The good news is that fear is not the only way to get people’s attention. Here’s what else works, and where we’ll be focusing our PR attention in 2019:

  1. Seek common ground through common goals. Start conversations instead of asserting positions. Does your content need to ask more questions or are you preaching to your audiences?
  2. Listen firstTalk Second. We’re talking full body listening that includes eye contact, no devices, and a desire to understand. 
  3. Make it about them, not you. People connect with other people and ideas that serve as flattering mirrors. Show them how you understand through empathy.
  4. Offer hope. Don’t wield fear. Stand for what’s good, the solution, instead of what’s wrong.
  5. Try art, music, experience to convey unconventional ideas. These universal languages bring people together in a non-threatening way. 
  6. Come together in crises. Moments of crisis can bring people together and provide common ground for understanding if we stay away from blame and vilification.
  7. Convene differing points of view. Invite the opposing point of view into the discussion (unless it’s an Internet troll). Solutions are impossible without a willingness to talk.

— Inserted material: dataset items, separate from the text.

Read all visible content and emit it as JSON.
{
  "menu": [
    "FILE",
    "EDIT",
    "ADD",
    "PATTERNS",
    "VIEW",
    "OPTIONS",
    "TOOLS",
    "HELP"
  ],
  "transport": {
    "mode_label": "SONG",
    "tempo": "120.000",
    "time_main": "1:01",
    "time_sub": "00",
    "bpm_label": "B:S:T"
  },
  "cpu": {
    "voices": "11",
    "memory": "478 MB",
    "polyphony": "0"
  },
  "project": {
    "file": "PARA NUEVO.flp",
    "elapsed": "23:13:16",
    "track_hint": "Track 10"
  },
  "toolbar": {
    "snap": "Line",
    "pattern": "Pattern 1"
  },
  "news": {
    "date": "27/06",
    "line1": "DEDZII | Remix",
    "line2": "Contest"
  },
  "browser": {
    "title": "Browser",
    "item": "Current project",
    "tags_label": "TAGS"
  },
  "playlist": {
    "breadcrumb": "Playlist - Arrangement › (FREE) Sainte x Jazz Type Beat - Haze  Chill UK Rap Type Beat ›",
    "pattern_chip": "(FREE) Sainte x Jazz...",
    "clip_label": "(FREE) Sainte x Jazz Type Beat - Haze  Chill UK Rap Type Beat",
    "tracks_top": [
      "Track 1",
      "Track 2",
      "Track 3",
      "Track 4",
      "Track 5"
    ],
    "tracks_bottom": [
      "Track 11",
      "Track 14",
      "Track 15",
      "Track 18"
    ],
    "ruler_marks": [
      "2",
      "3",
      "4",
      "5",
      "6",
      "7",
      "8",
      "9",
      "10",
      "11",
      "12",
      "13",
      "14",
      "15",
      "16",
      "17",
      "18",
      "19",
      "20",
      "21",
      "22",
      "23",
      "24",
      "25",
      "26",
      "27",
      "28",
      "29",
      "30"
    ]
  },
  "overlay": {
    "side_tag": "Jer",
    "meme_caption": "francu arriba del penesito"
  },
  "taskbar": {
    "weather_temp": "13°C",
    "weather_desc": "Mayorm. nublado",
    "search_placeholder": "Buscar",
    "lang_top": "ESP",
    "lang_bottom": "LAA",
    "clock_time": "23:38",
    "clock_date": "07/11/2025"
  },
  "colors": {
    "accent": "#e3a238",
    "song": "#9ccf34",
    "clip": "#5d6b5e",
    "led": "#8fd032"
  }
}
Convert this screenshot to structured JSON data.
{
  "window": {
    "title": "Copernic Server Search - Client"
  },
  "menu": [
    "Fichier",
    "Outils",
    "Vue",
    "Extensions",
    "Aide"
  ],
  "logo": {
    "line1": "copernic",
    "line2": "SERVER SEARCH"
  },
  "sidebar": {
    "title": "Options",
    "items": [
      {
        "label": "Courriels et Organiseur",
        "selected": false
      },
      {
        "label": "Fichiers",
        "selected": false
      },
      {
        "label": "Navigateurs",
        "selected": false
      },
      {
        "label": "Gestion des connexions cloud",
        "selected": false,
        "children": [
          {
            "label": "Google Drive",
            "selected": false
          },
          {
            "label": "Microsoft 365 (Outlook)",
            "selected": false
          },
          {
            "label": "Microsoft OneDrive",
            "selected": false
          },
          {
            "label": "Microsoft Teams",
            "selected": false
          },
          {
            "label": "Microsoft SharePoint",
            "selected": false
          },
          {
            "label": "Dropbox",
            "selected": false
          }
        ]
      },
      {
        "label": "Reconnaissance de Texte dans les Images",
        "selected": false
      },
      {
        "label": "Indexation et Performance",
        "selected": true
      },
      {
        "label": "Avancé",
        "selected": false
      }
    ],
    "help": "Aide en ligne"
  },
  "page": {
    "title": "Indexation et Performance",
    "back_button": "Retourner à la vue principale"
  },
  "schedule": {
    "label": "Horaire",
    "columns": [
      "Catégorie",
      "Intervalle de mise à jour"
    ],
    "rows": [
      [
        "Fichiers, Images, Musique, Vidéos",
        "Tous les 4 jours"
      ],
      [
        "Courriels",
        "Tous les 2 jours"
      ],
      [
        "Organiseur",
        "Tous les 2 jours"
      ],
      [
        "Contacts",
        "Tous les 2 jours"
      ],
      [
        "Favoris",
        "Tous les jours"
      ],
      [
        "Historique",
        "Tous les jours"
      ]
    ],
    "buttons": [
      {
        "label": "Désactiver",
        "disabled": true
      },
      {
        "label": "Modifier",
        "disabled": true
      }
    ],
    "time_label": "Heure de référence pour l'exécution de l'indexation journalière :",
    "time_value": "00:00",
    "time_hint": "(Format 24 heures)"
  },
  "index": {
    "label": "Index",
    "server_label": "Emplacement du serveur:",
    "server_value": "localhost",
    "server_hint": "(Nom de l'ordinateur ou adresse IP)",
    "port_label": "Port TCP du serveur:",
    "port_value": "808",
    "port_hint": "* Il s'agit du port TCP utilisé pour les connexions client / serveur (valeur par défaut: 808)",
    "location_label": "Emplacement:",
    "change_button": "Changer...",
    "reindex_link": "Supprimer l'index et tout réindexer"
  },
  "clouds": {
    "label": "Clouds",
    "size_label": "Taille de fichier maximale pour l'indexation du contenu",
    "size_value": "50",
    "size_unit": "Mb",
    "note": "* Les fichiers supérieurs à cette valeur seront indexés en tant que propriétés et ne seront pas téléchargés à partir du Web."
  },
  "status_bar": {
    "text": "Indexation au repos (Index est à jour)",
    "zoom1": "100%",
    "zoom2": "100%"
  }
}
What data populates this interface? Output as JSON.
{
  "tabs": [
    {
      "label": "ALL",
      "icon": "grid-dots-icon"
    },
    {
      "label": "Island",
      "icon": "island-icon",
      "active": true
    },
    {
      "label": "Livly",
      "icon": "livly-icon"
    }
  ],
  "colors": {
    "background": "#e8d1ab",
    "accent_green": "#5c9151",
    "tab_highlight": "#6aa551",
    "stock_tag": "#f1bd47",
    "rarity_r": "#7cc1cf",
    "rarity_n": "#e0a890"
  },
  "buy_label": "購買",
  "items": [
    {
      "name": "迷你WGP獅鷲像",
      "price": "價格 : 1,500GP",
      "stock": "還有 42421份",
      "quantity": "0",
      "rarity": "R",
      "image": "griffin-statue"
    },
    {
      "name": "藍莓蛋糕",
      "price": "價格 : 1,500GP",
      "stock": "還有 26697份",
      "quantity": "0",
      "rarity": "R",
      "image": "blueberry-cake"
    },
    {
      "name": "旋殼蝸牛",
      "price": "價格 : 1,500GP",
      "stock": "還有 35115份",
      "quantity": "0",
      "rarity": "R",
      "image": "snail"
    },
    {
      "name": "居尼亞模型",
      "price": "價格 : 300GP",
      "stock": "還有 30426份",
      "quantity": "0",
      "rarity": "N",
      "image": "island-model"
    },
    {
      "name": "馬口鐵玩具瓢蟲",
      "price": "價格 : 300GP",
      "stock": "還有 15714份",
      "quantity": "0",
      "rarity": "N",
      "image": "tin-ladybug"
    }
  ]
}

  8. Bring back person-to-person interactions. Person-to-person experiences are the stuff of relationships. Create real-world events, put out a bin for cell phones (hey, it’s the thing at weddings and even the Prince Museum, so why not give it a try?).
  9. Join your community. Don’t take it over. Become a member of the towns and cities in which you have offices, the markets in which you operate, and the office in which you spend your days.
  10. Teach, don’t preach. Help people come to their own conclusions, not the one you think they should.

Talking heads in the media, online and social media have created ready-made venues for monstrous egos seeking like-minded validation. Even the least narcissistic among us are disturbed enough to post alarming news and have their opinions heard. But if we begin our communications with the basic goal of connecting, we find ourselves working to inform, entertain, educate and help. When we do that, maybe then we can begin talking—together—about the things that drive us apart. In that space, there is hope.